There are a lot of different types of sleep yoga asanas for sleep that you can practice. However here are some of the top 10 best yoga practices for improving sleep quality which include both high-intensity workouts or some gentle stretches for a peaceful sleep.
Vajrasana also quite commonly called the thunderbolt pose is one of the best yoga poses that helps stabilize your mind while also reducing any anxiety and stress. This in turn will also help a better sleep schedule. This bedtime yoga pose can also be performed right after a meal.
Dandasana also commonly said to be the staff pose tends to stretch your hamstring and is hence a great option for those who are trying to get some gentle stretches for a peaceful sleep. It also helps to restore your flexibility and this also means a good posture can be worked on which will eventually provide a night of better sleep.
Balasana also known as the child pose is one of the best yoga poses for stress relief and better sleep. It relaxes all your muscles including the back, hips, thighs ankles and hence relieving the tension. This is hence one of the yoga poses for better sleep that you can include in your sleep-inducing yoga sequences.
Baddha Konasana apart from being one of the best yoga poses for insomnia relief and sleep, is also one of the best yoga poses for weight loss. It also helps stimulate happy hormones and relax your entire system which helps you fall asleep better.
Marjariasana also called Cat stretch is a bedtime yoga that helps massage the digestive organs and improves digestion. It also improves blood circulation levels and helps relax mins which is also why it is mostly included in sleep-inducing yoga sequences.
Hastapadasana is one of the most commonly included yoga poses for insomnia relief and is also great as one of the gentle stretches for a peaceful sleep. It also stretches your back muscles while improving blood supply to the nervous system.
Among different types of sleep yoga, Viparita Karani is one of the yoga practices for improving sleep quality that helps relieve tired legs and feet. It also increases the blood supply to the brain and hence calming down your mind and relieving any mild headaches.
Also called the restorative bridge pose, Setu Bandha Sarvangasana is a great best-time yoga pose that helps renew energies and also quietens the mind to improve sleep.
The Supta Baddha Konasana yoga pose tends to improve the rest and digestion response while also helping to reduce heart rate which improves sleep schedule. It also has a lot of benefits for women during menstruation.
The Utthan Pristhasana is one of the challenges yoga asanas for sleep that most people find hard to accomplish especially beginners. This yoga for insomnia is also great at opening you’re your hips and chest muscles. It is also a great addition to your sleep-inducing yoga sequences.

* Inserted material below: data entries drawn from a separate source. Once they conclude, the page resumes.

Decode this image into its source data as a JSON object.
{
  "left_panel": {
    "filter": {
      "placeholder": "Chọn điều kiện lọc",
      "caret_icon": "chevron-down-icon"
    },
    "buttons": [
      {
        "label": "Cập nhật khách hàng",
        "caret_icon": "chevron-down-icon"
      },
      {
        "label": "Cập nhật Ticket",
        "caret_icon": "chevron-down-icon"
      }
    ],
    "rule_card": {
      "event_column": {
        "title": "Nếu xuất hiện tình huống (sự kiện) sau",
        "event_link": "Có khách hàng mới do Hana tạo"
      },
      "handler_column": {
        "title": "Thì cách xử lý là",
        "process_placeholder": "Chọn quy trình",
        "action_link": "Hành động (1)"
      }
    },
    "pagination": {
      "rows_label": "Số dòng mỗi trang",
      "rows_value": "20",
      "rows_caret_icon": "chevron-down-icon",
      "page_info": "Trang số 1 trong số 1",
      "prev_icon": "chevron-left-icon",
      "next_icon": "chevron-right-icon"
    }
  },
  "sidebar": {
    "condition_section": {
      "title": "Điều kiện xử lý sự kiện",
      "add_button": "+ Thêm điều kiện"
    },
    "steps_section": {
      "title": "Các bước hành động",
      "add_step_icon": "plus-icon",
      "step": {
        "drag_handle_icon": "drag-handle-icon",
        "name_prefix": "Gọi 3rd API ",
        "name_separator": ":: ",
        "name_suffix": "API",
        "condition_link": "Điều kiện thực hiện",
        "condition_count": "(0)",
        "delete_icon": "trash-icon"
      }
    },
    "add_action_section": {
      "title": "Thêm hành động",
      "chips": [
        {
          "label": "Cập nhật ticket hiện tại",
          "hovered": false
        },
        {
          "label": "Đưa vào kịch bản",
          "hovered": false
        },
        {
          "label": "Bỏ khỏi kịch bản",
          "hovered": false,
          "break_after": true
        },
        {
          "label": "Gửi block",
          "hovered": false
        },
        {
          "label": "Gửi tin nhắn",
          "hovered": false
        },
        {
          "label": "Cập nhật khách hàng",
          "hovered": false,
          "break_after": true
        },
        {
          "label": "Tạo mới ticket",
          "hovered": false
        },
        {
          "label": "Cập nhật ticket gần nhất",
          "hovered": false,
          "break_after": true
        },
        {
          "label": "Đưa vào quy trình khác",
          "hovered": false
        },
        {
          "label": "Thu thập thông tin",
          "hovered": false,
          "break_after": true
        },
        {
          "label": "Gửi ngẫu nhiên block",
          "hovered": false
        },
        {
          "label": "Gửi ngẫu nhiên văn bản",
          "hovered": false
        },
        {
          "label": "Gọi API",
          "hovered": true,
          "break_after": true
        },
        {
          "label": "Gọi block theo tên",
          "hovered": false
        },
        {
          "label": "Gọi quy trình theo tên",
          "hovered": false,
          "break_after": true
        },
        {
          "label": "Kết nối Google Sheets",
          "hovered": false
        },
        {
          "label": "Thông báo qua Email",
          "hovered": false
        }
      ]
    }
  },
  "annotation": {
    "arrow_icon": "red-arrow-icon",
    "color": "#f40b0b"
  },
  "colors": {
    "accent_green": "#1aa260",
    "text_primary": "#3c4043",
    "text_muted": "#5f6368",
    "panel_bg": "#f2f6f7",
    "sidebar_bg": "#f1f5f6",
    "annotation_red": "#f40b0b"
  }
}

While it is hard to find the right yoga poses for stress relief and better sleep it is still possible to achieve a level of better sleep schedule by including the top 10 yoga asanas for sleep in your daily schedule list. You can also search for some yoga for insomnia and sleep disorders that help relieve any existing sleep disorders that tend to disrupt the sleep cycle.
The stretching and relaxing effect of yoga tends to release any muscle tension while also reducing sleep disturbance and increasing deep sleep.
Some of the best asanas for getting sleep are:
For a night of good sleep, yoga asanas need to be performed during the evening which will also improve the digestion of food.